Anfang 2013 nutzte der sogenannte IS, damals noch als „Islamischer Staat im Irak” (ISI), das infolge des „Arabischen Frühlings“ entstandene Machtvakuum, um nach Syrien zu expandieren. Mit der Umbenennung in „Islamischer Staat im Irak und Syrien” (ISIS) folgte der Bruch mit der bis dahin erfolgreichsten Al-Qaida-Miliz in Syrien, der Al-Nusra-Front. In den Jahren 2014 bis 2016 wurde der „Islamische Staat” (IS) schließlich zur gefährlichsten Terrororganisation der Gegenwart. Es schien damals so, als werde er die globale Dschihadistenszene dominieren.

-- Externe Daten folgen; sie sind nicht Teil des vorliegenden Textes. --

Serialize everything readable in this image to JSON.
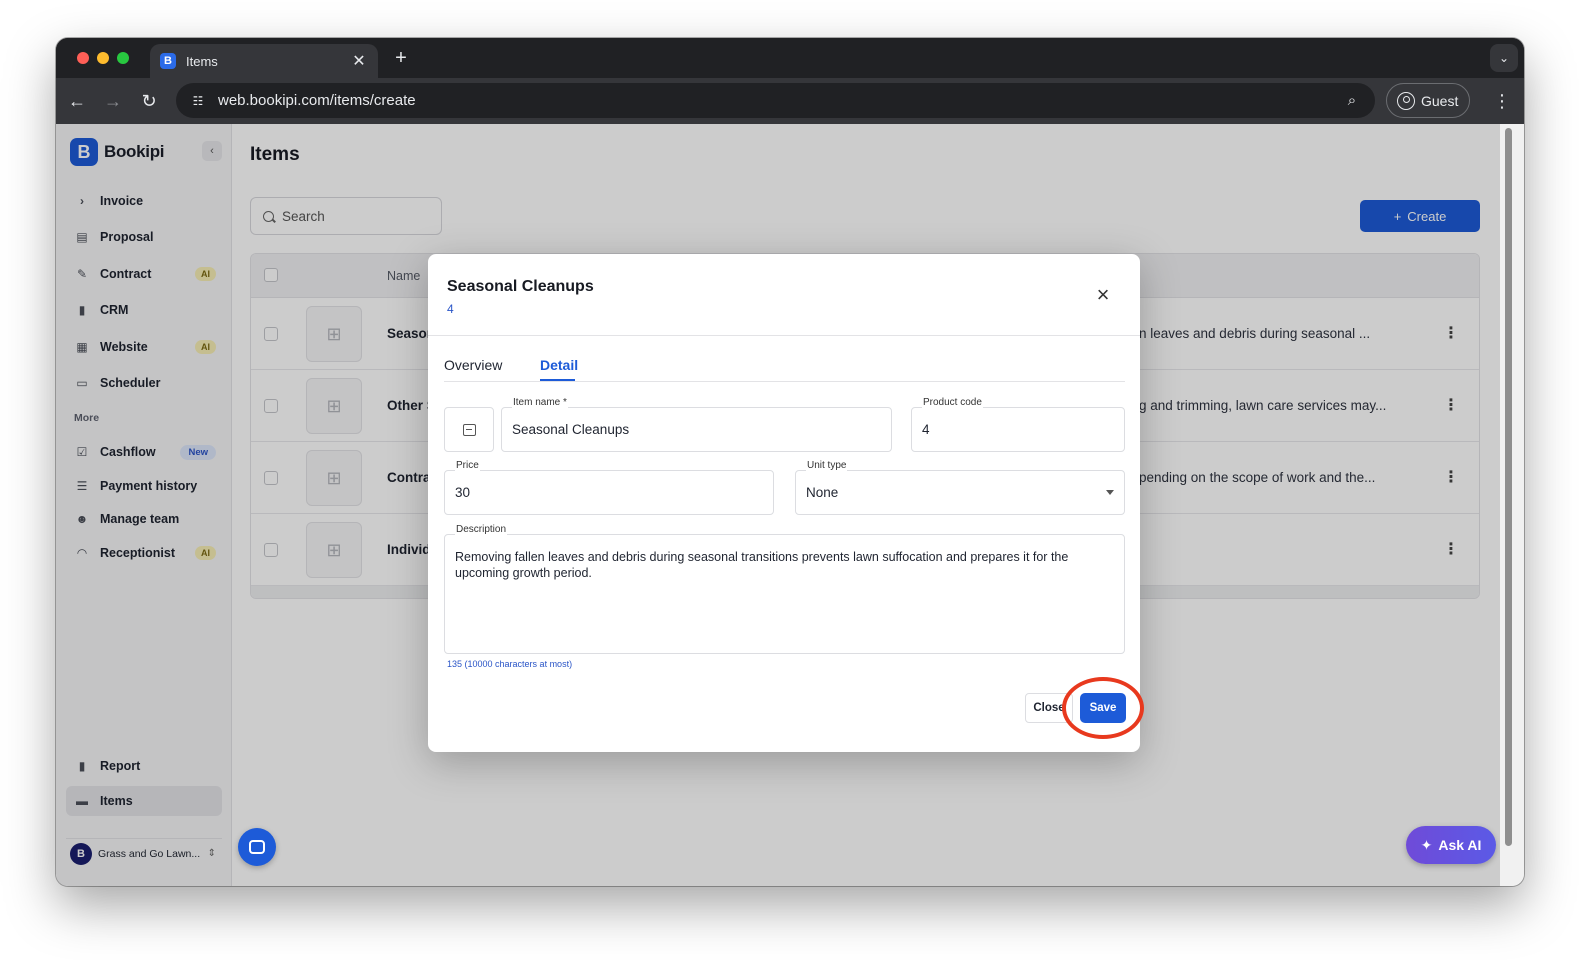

Aber schon im Sommer 2013, als in Syrien der Krieg schon mehr als zwei Jahre tobte und der Westen sich immer noch nicht zu einem Eingreifen entscheiden konnte, meldeten Menschenrechtsorganisationen immer häufiger Morde, Massaker und Entführungen durch IS-Dschihadisten. Allein in Kobanê, wo ein Jahr zuvor die Revolution von Rojava begonnen hatte, wurden zwischen den Jahren 2013 und 2015 unzählige Menschen hingerichtet oder entführt. Die Praxis des „Verschwindenlassens” erreichte beim IS-Überfall auf Kobanê ihren Höhepunkt.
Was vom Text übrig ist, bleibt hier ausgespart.